I believe in re incarnation, but I also am a scientist and I know what we have amounts only to anecdotal evidence.
What we must consider is the impact that a knowledge of reincarnation would have on the world.
Being skeptical by nature I do not presume to know the criteria for karma, I have to figure out what is worth what for myself. Im not sure that the criterial are universal, other than the standard of holding to ones standards - integrity itself.
In which direction we evolve -
well, Truth, in any case. Whatever has manifest consequences is an agency of truth.
The battle of Kurukshetra, the message Vishnu gives Arjuna, is not that we must fight knowing the right causes, but that we fight the sake of expending ourselves in faith of a higher meaning we cant comprehend beforehand. I don't know if I say that quite right, the sentence kind of took its own turn.
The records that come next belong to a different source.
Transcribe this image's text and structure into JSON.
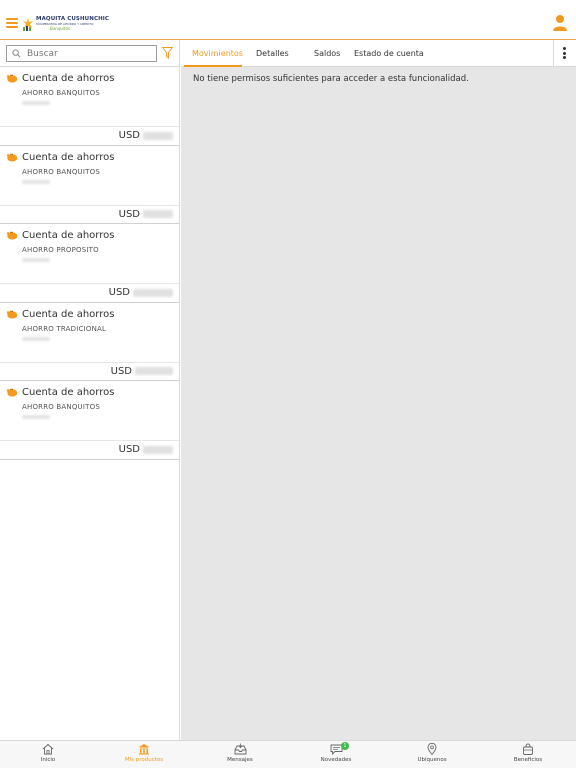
{
  "header": {
    "logo": {
      "name": "MAQUITA CUSHUNCHIC",
      "subtitle": "COOPERATIVA DE AHORRO Y CRÉDITO",
      "tagline": "Banquitos"
    }
  },
  "search": {
    "placeholder": "Buscar",
    "value": ""
  },
  "accounts": [
    {
      "title": "Cuenta de ahorros",
      "type": "AHORRO BANQUITOS",
      "currency": "USD"
    },
    {
      "title": "Cuenta de ahorros",
      "type": "AHORRO BANQUITOS",
      "currency": "USD"
    },
    {
      "title": "Cuenta de ahorros",
      "type": "AHORRO PROPOSITO",
      "currency": "USD"
    },
    {
      "title": "Cuenta de ahorros",
      "type": "AHORRO TRADICIONAL",
      "currency": "USD"
    },
    {
      "title": "Cuenta de ahorros",
      "type": "AHORRO BANQUITOS",
      "currency": "USD"
    }
  ],
  "tabs": [
    {
      "label": "Movimientos",
      "active": true
    },
    {
      "label": "Detalles",
      "active": false
    },
    {
      "label": "Saldos",
      "active": false
    },
    {
      "label": "Estado de cuenta",
      "active": false
    }
  ],
  "content": {
    "message": "No tiene permisos suficientes para acceder a esta funcionalidad."
  },
  "bottom_nav": [
    {
      "label": "Inicio",
      "icon": "home-icon",
      "active": false
    },
    {
      "label": "Mis productos",
      "icon": "bank-icon",
      "active": true
    },
    {
      "label": "Mensajes",
      "icon": "inbox-icon",
      "active": false
    },
    {
      "label": "Novedades",
      "icon": "chat-icon",
      "active": false,
      "badge": "1"
    },
    {
      "label": "Ubíquenos",
      "icon": "location-pin-icon",
      "active": false
    },
    {
      "label": "Beneficios",
      "icon": "bag-icon",
      "active": false
    }
  ],
  "colors": {
    "accent": "#f39a1e",
    "content_bg": "#e6e6e6",
    "badge": "#3dbb4c"
  }
}
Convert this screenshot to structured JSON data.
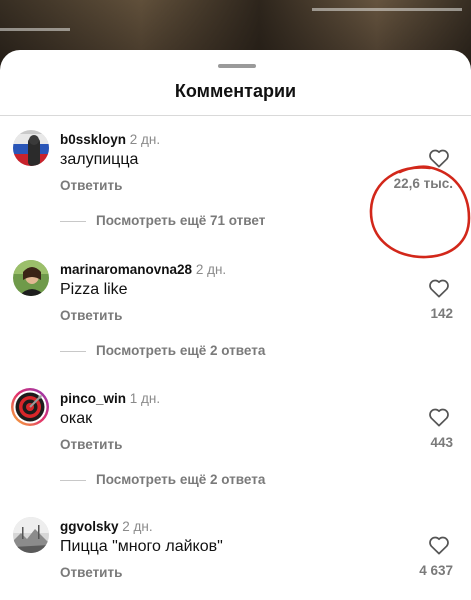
{
  "sheet": {
    "title": "Комментарии"
  },
  "colors": {
    "annotation": "#d2271a",
    "secondary_text": "#7a7a7a",
    "primary_text": "#111111"
  },
  "comments": [
    {
      "username": "b0sskloyn",
      "time": "2 дн.",
      "text": "залупицца",
      "reply_label": "Ответить",
      "likes": "22,6 тыс.",
      "more_replies": "Посмотреть ещё 71 ответ",
      "avatar": "avatar-flag-icon",
      "highlighted": true
    },
    {
      "username": "marinaromanovna28",
      "time": "2 дн.",
      "text": "Pizza like",
      "reply_label": "Ответить",
      "likes": "142",
      "more_replies": "Посмотреть ещё 2 ответа",
      "avatar": "avatar-photo-icon"
    },
    {
      "username": "pinco_win",
      "time": "1 дн.",
      "text": "окак",
      "reply_label": "Ответить",
      "likes": "443",
      "more_replies": "Посмотреть ещё 2 ответа",
      "avatar": "avatar-target-icon"
    },
    {
      "username": "ggvolsky",
      "time": "2 дн.",
      "text": "Пицца \"много лайков\"",
      "reply_label": "Ответить",
      "likes": "4 637",
      "avatar": "avatar-landscape-icon"
    }
  ]
}
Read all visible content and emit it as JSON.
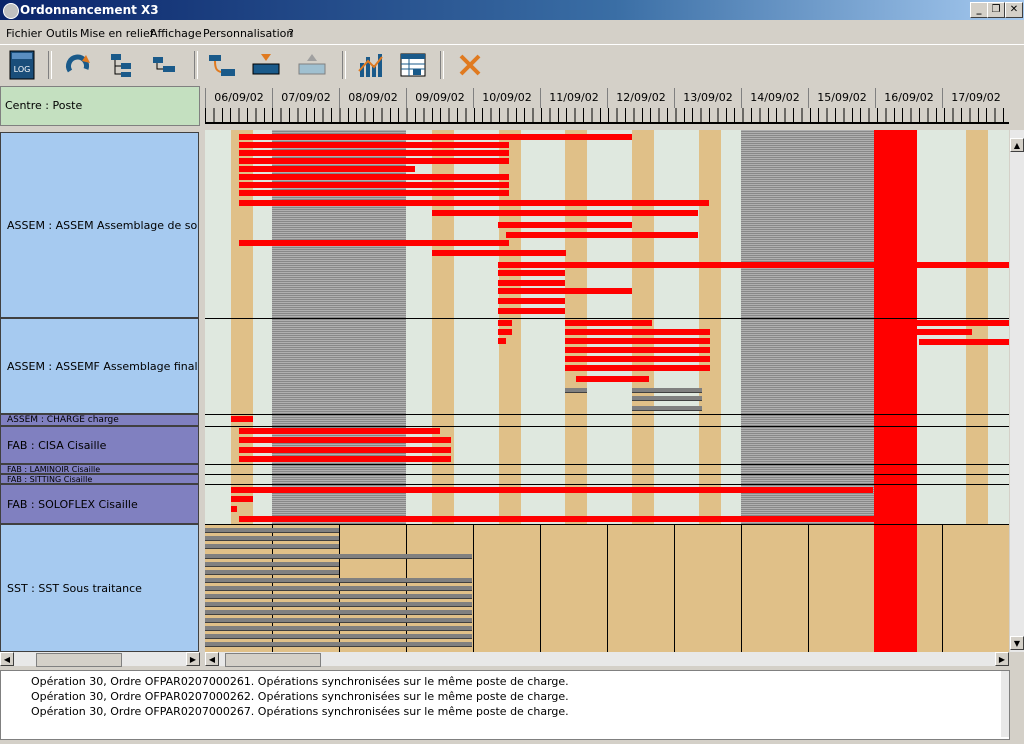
{
  "window": {
    "title": "Ordonnancement X3",
    "min_label": "_",
    "max_label": "❐",
    "close_label": "✕"
  },
  "menu": [
    {
      "label": "Fichier"
    },
    {
      "label": "Outils"
    },
    {
      "label": "Mise en relief"
    },
    {
      "label": "Affichage"
    },
    {
      "label": "Personnalisation"
    },
    {
      "label": "?"
    }
  ],
  "toolbar": {
    "icons": [
      "log-icon",
      "refresh-icon",
      "tree-expand-icon",
      "tree-collapse-icon",
      "move-icon",
      "down-arrow-icon",
      "up-arrow-icon",
      "bar-chart-icon",
      "table-chart-icon",
      "close-icon"
    ],
    "log_label": "LOG"
  },
  "header": {
    "centre_label": "Centre : Poste"
  },
  "dates": [
    "06/09/02",
    "07/09/02",
    "08/09/02",
    "09/09/02",
    "10/09/02",
    "11/09/02",
    "12/09/02",
    "13/09/02",
    "14/09/02",
    "15/09/02",
    "16/09/02",
    "17/09/02"
  ],
  "resources": [
    {
      "label": "ASSEM : ASSEM Assemblage de sous e"
    },
    {
      "label": "ASSEM : ASSEMF Assemblage final"
    },
    {
      "label": "ASSEM : CHARGE charge"
    },
    {
      "label": "FAB : CISA Cisaille"
    },
    {
      "label": "FAB : LAMINOIR Cisaille"
    },
    {
      "label": "FAB : SITTING Cisaille"
    },
    {
      "label": "FAB : SOLOFLEX Cisaille"
    },
    {
      "label": "SST : SST Sous traitance"
    }
  ],
  "colors": {
    "bar": "#ff0000",
    "weekend": "#909090",
    "workday": "#e0c088",
    "grid": "#dfe8df",
    "sst": "#e0c088"
  },
  "log": [
    "Opération 30, Ordre OFPAR0207000261. Opérations synchronisées sur le même poste de charge.",
    "Opération 30, Ordre OFPAR0207000262. Opérations synchronisées sur le même poste de charge.",
    "Opération 30, Ordre OFPAR0207000267. Opérations synchronisées sur le même poste de charge."
  ]
}
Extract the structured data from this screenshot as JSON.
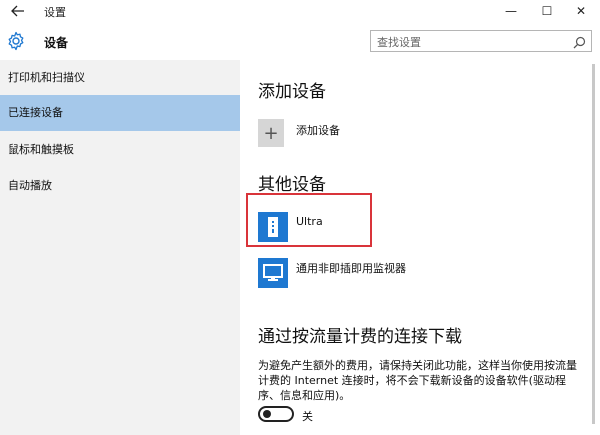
{
  "window": {
    "title": "设置",
    "controls": {
      "minimize": "—",
      "maximize": "☐",
      "close": "✕"
    }
  },
  "header": {
    "title": "设备",
    "search": {
      "placeholder": "查找设置",
      "value": ""
    }
  },
  "sidebar": {
    "items": [
      {
        "label": "打印机和扫描仪",
        "active": false
      },
      {
        "label": "已连接设备",
        "active": true
      },
      {
        "label": "鼠标和触摸板",
        "active": false
      },
      {
        "label": "自动播放",
        "active": false
      }
    ]
  },
  "main": {
    "add_section": {
      "title": "添加设备",
      "add_label": "添加设备"
    },
    "other_section": {
      "title": "其他设备",
      "devices": [
        {
          "name": "Ultra",
          "icon": "usb-drive-icon"
        },
        {
          "name": "通用非即插即用监视器",
          "icon": "monitor-icon"
        }
      ]
    },
    "metered_section": {
      "title": "通过按流量计费的连接下载",
      "description": "为避免产生额外的费用，请保持关闭此功能，这样当你使用按流量计费的 Internet 连接时，将不会下载新设备的设备软件(驱动程序、信息和应用)。",
      "toggle_state": "关"
    }
  },
  "colors": {
    "accent": "#1e78d1",
    "sidebar_bg": "#f2f2f2",
    "sidebar_active": "#a5c8ea",
    "highlight_border": "#d9343a"
  }
}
Courage and willingness to self-sacrifice are broadly carried religious virtues, the Gods are reputed to reward such behaviour with a place in the highest halls.Christianity is weird that way, one god who sacrifices himself for all men, ridding mankind in a sense of the ability to sacrifice on their own terms, to freely choose and thus own their divinity, though there remains the choice of the Virgin, the Son, and the Father, and Catholicism provides with an endless host of angels and saints and martyrs which can also be honoured and take the place that once some heathen density would have had in the heart of a lineage.
I wander.
This is because, there is no definitive proof of reincarnation - the notion of the Identity is lacking; what is it that survives, prevails? Some call it soul, others spirit, essence, but soul, spirit and essence are different things. What is it that survives?